One hundred and thirty-six countries, covering 83% of global carbon emissions, have committed to net‑zero greenhouse gas emission targets in the coming decades, including almost all OECD countries. As the OECD International Programme for Action on Climate (IPAC) has stated, climate risks will only be significantly reduced if net-zero carbon emissions in 2050 are reached. The challenge is turning country commitments and ambitions into actual outcomes and pathways to carbon neutrality.
This report aims to help policy makers fill the gap between targets and required actions in sectors where reaching climate neutrality will be particularly challenging. It goes further by identifying which specific regions will be most affected by the transformations needed in these sectors, including through the prism of socio-economic impacts and related infrastructure needs.
Taking climate action to the regions can help us gain the momentum we need and make the transition just. Many subnational governments and cities have set more ambitious targets than their national governments, highlighting how important they are to scale up action.
Emissions are often concentrated in some regions. As the OECD Regional Outlook 2021 showed, in most OECD countries, industrial emissions per capita in a few large subnational regions are a high multiple of the national average.
The impact on jobs also differs strongly. The share of jobs in sectors at risk of job loss is twice the national average or more in large subnational regions.
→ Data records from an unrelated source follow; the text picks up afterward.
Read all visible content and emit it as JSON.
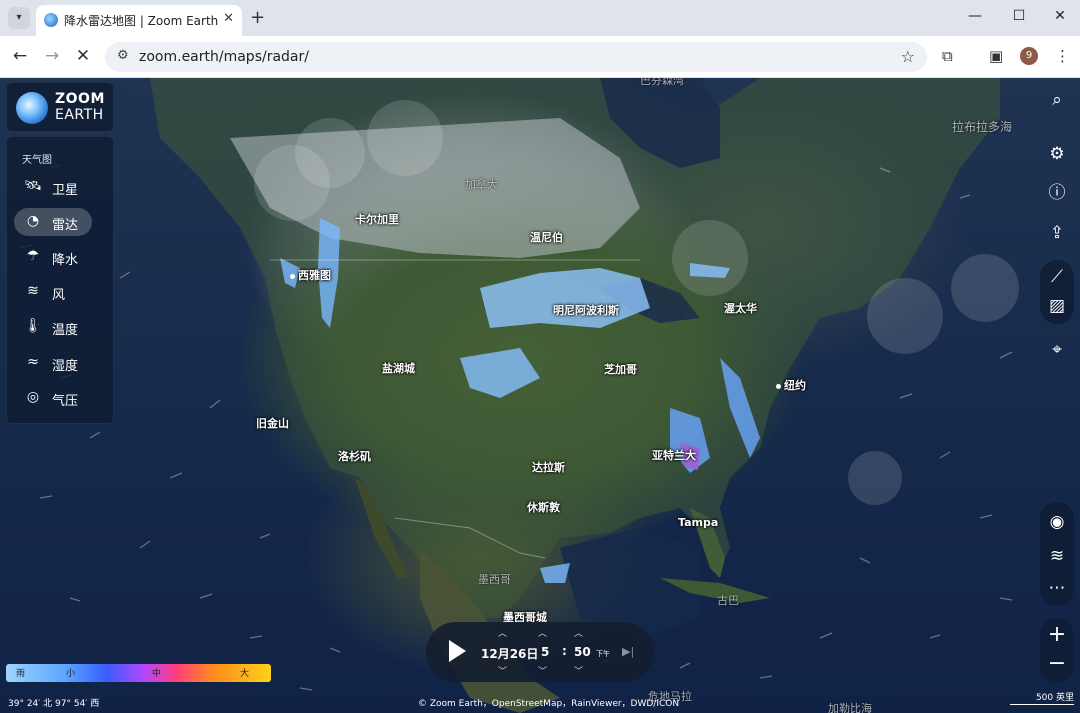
{
  "browser": {
    "tab_title": "降水雷达地图 | Zoom Earth",
    "url": "zoom.earth/maps/radar/",
    "profile_initial": "9",
    "icons": {
      "tab_menu": "▾",
      "close_tab": "✕",
      "new_tab": "+",
      "minimize": "—",
      "maximize": "☐",
      "close_window": "✕",
      "back": "←",
      "forward": "→",
      "stop": "✕",
      "site_info": "⚙",
      "bookmark": "☆",
      "extensions": "⧉",
      "side_panel": "▣",
      "menu": "⋮"
    }
  },
  "app": {
    "logo_line1": "ZOOM",
    "logo_line2": "EARTH",
    "layers_title": "天气图",
    "layers": [
      {
        "label": "卫星",
        "icon": "satellite-icon",
        "glyph": "🛰",
        "active": false
      },
      {
        "label": "雷达",
        "icon": "radar-icon",
        "glyph": "◔",
        "active": true
      },
      {
        "label": "降水",
        "icon": "rain-icon",
        "glyph": "☂",
        "active": false
      },
      {
        "label": "风",
        "icon": "wind-icon",
        "glyph": "≋",
        "active": false
      },
      {
        "label": "温度",
        "icon": "thermometer-icon",
        "glyph": "🌡",
        "active": false
      },
      {
        "label": "湿度",
        "icon": "humidity-icon",
        "glyph": "≈",
        "active": false
      },
      {
        "label": "气压",
        "icon": "gauge-icon",
        "glyph": "◎",
        "active": false
      }
    ],
    "right_controls": {
      "search": "⌕",
      "settings": "⚙",
      "info": "ⓘ",
      "share": "⇪",
      "measure": "⟋",
      "area": "▨",
      "locate": "⌖",
      "storm": "◉",
      "wind_particles": "≋",
      "more": "⋯",
      "zoom_in": "+",
      "zoom_out": "−"
    }
  },
  "map": {
    "cities": {
      "calgary": "卡尔加里",
      "seattle": "西雅图",
      "winnipeg": "温尼伯",
      "minneapolis": "明尼阿波利斯",
      "ottawa": "渥太华",
      "salt_lake": "盐湖城",
      "chicago": "芝加哥",
      "newyork": "纽约",
      "sanfrancisco": "旧金山",
      "losangeles": "洛杉矶",
      "dallas": "达拉斯",
      "atlanta": "亚特兰大",
      "houston": "休斯敦",
      "tampa": "Tampa",
      "mexicocity": "墨西哥城"
    },
    "regions": {
      "canada": "加拿大",
      "labrador": "拉布拉多海",
      "mexico": "墨西哥",
      "cuba": "古巴",
      "baffin": "巴芬森湾",
      "guatemala": "危地马拉",
      "caribbean": "加勒比海"
    }
  },
  "timebar": {
    "date": "12月26日",
    "hour": "5",
    "colon": ":",
    "minute": "50",
    "ampm": "下午",
    "skip": "▶|",
    "up": "︿",
    "down": "﹀"
  },
  "legend": {
    "labels": [
      "雨",
      "小",
      "中",
      "大"
    ]
  },
  "coordinates": "39° 24′ 北 97° 54′ 西",
  "attribution": "© Zoom Earth，OpenStreetMap，RainViewer，DWD/ICON",
  "scale": "500 英里"
}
The socio-economic context also differs across regions. Some are better able to undertake needed transformations and deal with them than others, for example because their firms are more technologically advanced or their workers better trained.
This report presents data analysis on all of these dimensions for European regions, reflecting the availability of consistent data for European Union (EU) countries, including from the EU’s emission trading system.